On each day of the year the Orthodox Church commemorates certain saints or sacred events in its history. In addition to the twelve major feast days mentioned above, the entire Orthodox Church celebrates a number of other days with special liturgical and spiritual solemnity.
First among the feasts universally celebrated by all the Orthodox are those of Saint John the Baptist (on left) of whom Christ has said that “among those born of women there has arisen none greater” (Mt 11.11; Lk 7.28).
The feasts of the apostles are also celebrated in all the churches, particularly the feast of Saints Peter and Paul (on right) which is preceded by a prescribed fasting period.

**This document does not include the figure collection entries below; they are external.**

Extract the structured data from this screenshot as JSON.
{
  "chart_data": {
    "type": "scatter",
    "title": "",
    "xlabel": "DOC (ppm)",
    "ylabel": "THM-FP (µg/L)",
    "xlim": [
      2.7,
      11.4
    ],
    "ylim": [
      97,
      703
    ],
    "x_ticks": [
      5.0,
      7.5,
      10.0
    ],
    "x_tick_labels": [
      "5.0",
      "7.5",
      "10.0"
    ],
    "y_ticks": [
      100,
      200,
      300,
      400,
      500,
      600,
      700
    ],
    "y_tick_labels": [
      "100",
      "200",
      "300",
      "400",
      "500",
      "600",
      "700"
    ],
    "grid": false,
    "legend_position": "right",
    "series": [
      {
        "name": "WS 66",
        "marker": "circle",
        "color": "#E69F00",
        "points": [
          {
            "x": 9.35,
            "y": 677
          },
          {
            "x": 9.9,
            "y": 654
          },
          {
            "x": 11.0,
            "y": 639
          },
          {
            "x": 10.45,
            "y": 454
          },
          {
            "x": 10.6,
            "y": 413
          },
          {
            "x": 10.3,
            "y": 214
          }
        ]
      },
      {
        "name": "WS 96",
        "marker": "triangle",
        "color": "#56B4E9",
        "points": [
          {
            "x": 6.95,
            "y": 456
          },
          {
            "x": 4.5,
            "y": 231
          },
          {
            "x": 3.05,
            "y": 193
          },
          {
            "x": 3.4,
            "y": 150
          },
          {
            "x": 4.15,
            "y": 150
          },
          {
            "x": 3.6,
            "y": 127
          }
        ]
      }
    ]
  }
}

Certain other saints are especially venerated throughout the world as well, such as Saints Nicholas (on left) and George, the Prophet Elias and the Archangel Michael, together with the hierarchs, Saints Basil the Great, John Chrysostom, and Gregory the Theologian.
Each local church also has its own particularly holy days. In the Greek Church Saints Spiridon, Demetrios, Nektarios, and others are highly venerated, just as Saints Sergius, Seraphim, Tikhon, and Vladimir are in the Russian Church; Saint Sava (on right) in the Serbian Church; and Saint Herman in the American Church.
In addition to those special festal days of the particular national churches, there exists also the practice for certain cities, towns and monasteries to have liturgical celebrations of holy persons or events proper to their own particular interests and desires. Thus there exist certain saints, for example, which are celebrated with great solemnity in just a very few places in the Church, perhaps even in just one particular place where they have a special importance for the faithful.
It is necessary to note that in the Orthodox Church the liturgical feasts are not “institutions” which are legislated by some ecclesiastical authority apart from the interest and consent of the people. The feasts of the Church, and even the canonization of saints, always follows from the living devotion of the Christian people. If there were no popular interest and veneration of a certain holy person, there would be no official canonization and no liturgical festival established in his or her honor. Once a person is recognized as a saint, however, and it is agreed that God himself is presenting this person as a living witness to himself and his Kingdom, then the Church hierarchy will set the day of the feast and will compose the proper liturgical service and hymns to be used in the celebration. The frequency and fervor of the celebration will then depend solely upon the will of the people, and once established the feast could only disappear organically, in a way similar to its appearance. It would not, and indeed it really could not be “disestablished” by the decree of any church authority.